The MT Fish Wildlife and Parks have one that they take to county fairs and outdoor shows. it gives you a score based on the shot placement and shows your shot in relation to the vitals. they will even "slap the cuffs" on you if you "shoot" a grizzly or wolf. it has differnt programs that you can use, they have a big game hunting program, phesant hunting program and a prairie dog/gopher hunting program and they may even have a program for warden training.

you can sepend hours in there just practicing shot placement. If I ever win the lottery thats the first thing I am buying lol


----------



## Plainsman (Jul 30, 2003)

Dutch Hunter I noticed the title again:


> shooting cinema for hunters and law enforcement


 That is what many of us have been talking about, law enforcement training.


----------



## get the net (Oct 28, 2004)

The last time our Chiefs Association checked into the purchase of a FATS system the cost was approxiamtely $30 K. That was about 6 years ago. I am sure it has gone up considerably since then. We rent from a Law Enforcment Training program about every other year and run all our officers through. It can be a high stress training aid and it forces you to make a shoot - don't shoot decision in some very difficult situations. The ability to track your shots also opens your eyes to just where your misses go. I am certifed to operate the unit and have spent a considerable amount of time on it. Working a midnight shift and running the night shifts through can be amusing, especially with rookies running through for the first time. Hot shots can be humbled pretty quickly.


----------



## Savage260 (Oct 21, 2007)

I have trained on one at the LETA and one at the academy here in DL. I think it is a excellent training tool. The sounds, lighting, and interativity is great. I have heard that Camp Grafton has one that has M-16, the SAW, .50 cal, and maybe more. I would love to see that one!


----------



## hunt4P&amp;Y (Sep 23, 2004)

It is amazing, like stated. In a matter of 10 minutes you can go through what most officers won't in 40 years on the force! It gives you an idea of how a normal every day thing can go from can I have your licence to O F that guy has a gun, shoot... shoot.

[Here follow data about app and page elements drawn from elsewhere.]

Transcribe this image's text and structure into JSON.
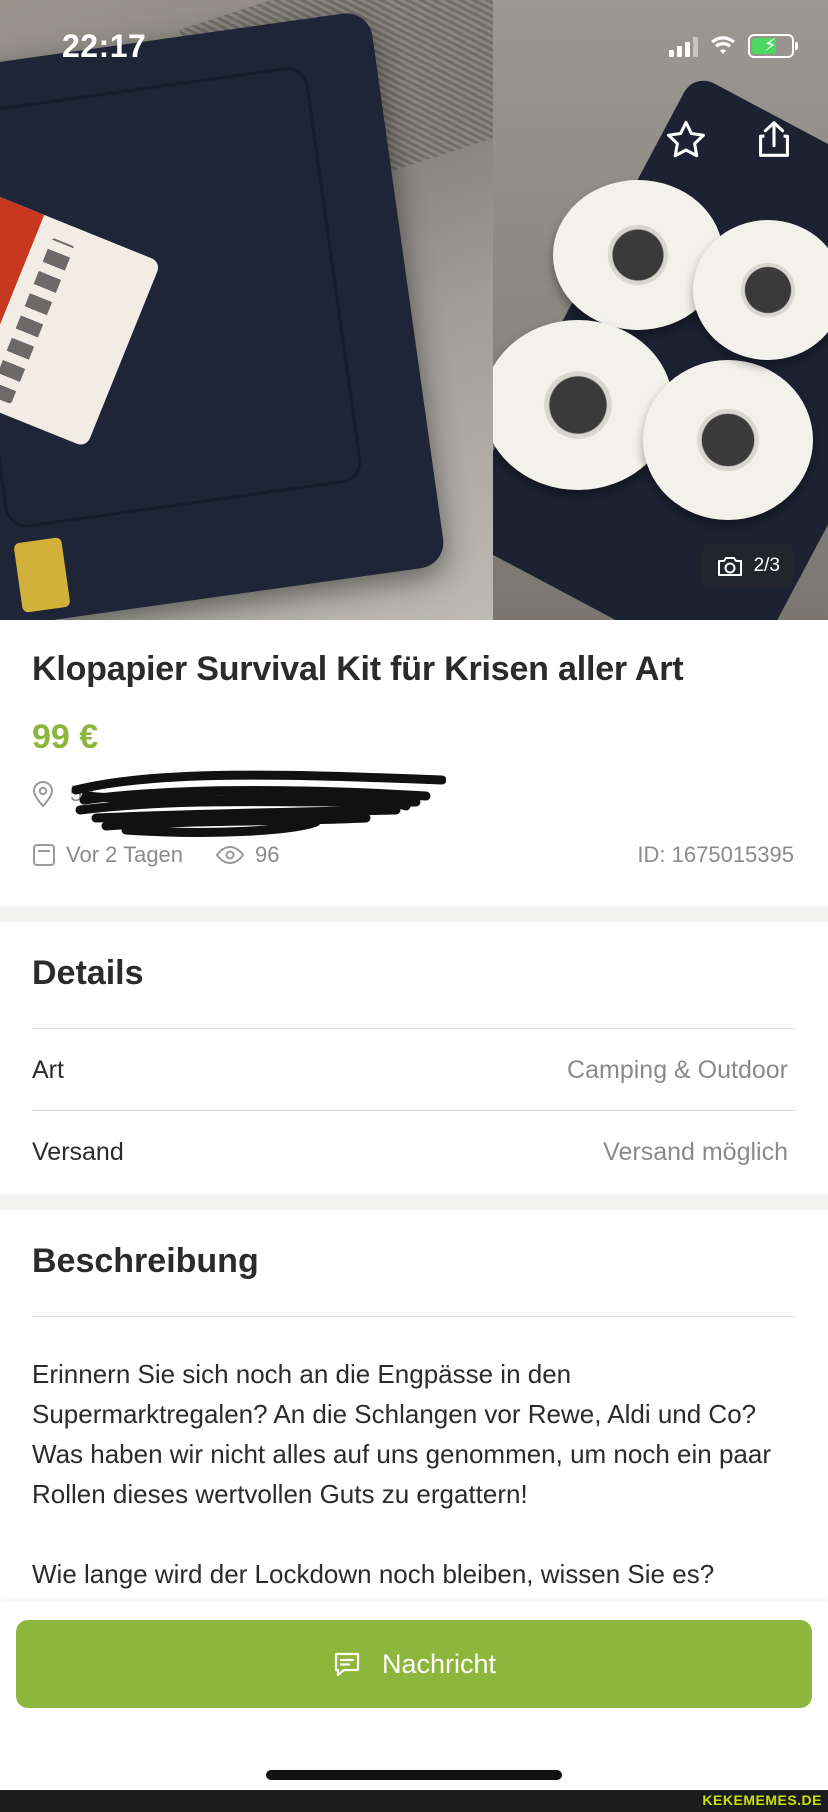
{
  "status_bar": {
    "time": "22:17"
  },
  "gallery": {
    "counter": "2/3"
  },
  "listing": {
    "title": "Klopapier Survival Kit für Krisen aller Art",
    "price": "99 €",
    "location": "52...",
    "posted": "Vor 2 Tagen",
    "views": "96",
    "id": "ID: 1675015395"
  },
  "details": {
    "heading": "Details",
    "rows": [
      {
        "key": "Art",
        "value": "Camping & Outdoor"
      },
      {
        "key": "Versand",
        "value": "Versand möglich"
      }
    ]
  },
  "description": {
    "heading": "Beschreibung",
    "paragraph1": "Erinnern Sie sich noch an die Engpässe in den Supermarktregalen? An die Schlangen vor Rewe, Aldi und Co? Was haben wir nicht alles auf uns genommen, um noch ein paar Rollen dieses wertvollen Guts zu ergattern!",
    "paragraph2": "Wie lange wird der Lockdown noch bleiben, wissen Sie es?"
  },
  "actions": {
    "message_label": "Nachricht"
  },
  "watermark": "KEKEMEMES.DE",
  "colors": {
    "accent": "#8cb63c",
    "text": "#2b2b2b",
    "muted": "#8a8a8a"
  },
  "icons": [
    "star-icon",
    "share-icon",
    "camera-icon",
    "location-pin-icon",
    "calendar-icon",
    "eye-icon",
    "chat-icon"
  ]
}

I want to say the one thay have at the Fargo Training Center was like 150K? Does that sound right?

Aren't the guns like 4K each? I am sure there is a website out there somewhere with them on it.


----------



## Dutch hunter (May 18, 2008)

@ plainsman: nothing offensive over here.
Sorry if I stepped on your toe s.

You guys talk most about a laser gun but what if you could fire your own service pistol with live rounds on a screen....
Where I live you just can t take your rifle out and go into the woods to practice.
We have a lot of regulations for hunters but drivven hunts (wich are verry common) in Europe can t be practiced.
Now I was in Florida a few months ago and I thought you can shoot anywhere you like...
There aren t many skeet/trap or hunting clubs or shooting ranges.
So the idea was to see if there is a need for a indoor shooting range to practice and to learn to shoot a moving targets with live ammo.
When you shoot clays you are allready shooting dynamicly so the idea was to combine it?
What you call fats is realystic but how would it be to fire real bullets or a rifle up to 7.500 Joule?

And yes when you aren t in a training mod it s so much fun!
It is indeed a playstation time s 10 better.
I m just asking for all your opinion so please don t feel offended about the Rambo :sniper: s%@t.

:beer:


----------



## Plainsman (Jul 30, 2003)

I don't think I could take living in an area where I couldn't shoot. However, the majority of the country lives in populated areas where that just isn't possible. I am very confident something like your proposing would be a very lucrative business. I think something like this in the cities would be so popular that people would have to make appointments. That or stand in line for hours.

I'm happy to hear you don't think we are all a bunch of brainless gun people with the Rambo comment. I thought you were just looking to make money off people you didn't respect.


----------



## Dutch hunter (May 18, 2008)

Plainsman,

Thank you for your replye again :beer:

I would never be unrespectfull towards you guys because other way arround I wouldn t take it also.
The way I ve hunted in Florida made a huge impact on me the way you guys hunt.
Thing is that I would do something new in my life and invest in this idea.

Because I m not an American (altough they call me a ******* :wink: ) I need my fellow hunters (like you) to tell me if something like a shootingcinema or shootingrange is worthwile to put all my effort in?

Earning money is nessecary in life but beeing bussy with my way of life is more important!

So please if you have any ideas let me know!


----------



## sonofaduckhunter (Jul 17, 2005)

I CAN VOUCH FOR DUTCH HUNTER IN THAT HE MEANT NO DISRESPECT WITH THE RAMBO COMMENT. HE IS A QAULITY PERSON AND AN EXCELLENT HUNTER.I PUT HIM THROUGH A LIVING HELL DUCK HUNTING HERE IN FLORIDA AND HE WAS UP TO THE CHALLENGE. HE IS JUST LOOKING FOR ADVICE.I AM PROUD TO CALL HIM MY FRIEND.


----------



## Plainsman (Jul 30, 2003)

Kill the caps. That's internet screaming and could reinforce the idea of disrespect. I'm not saying that's your intent, I am trying to help you avoid that pitfall. I now understand Dutch Hunter's intent, so don't throw him an anchor. 
When things are all settled and calmed down isn't a good time to jump in screaming and stirring the pot. Let's put those things behind us and move on.


----------



## sonofaduckhunter (Jul 17, 2005)

I WASN'T SCREAMING. I AM A TERRIBLE TYPIST.


----------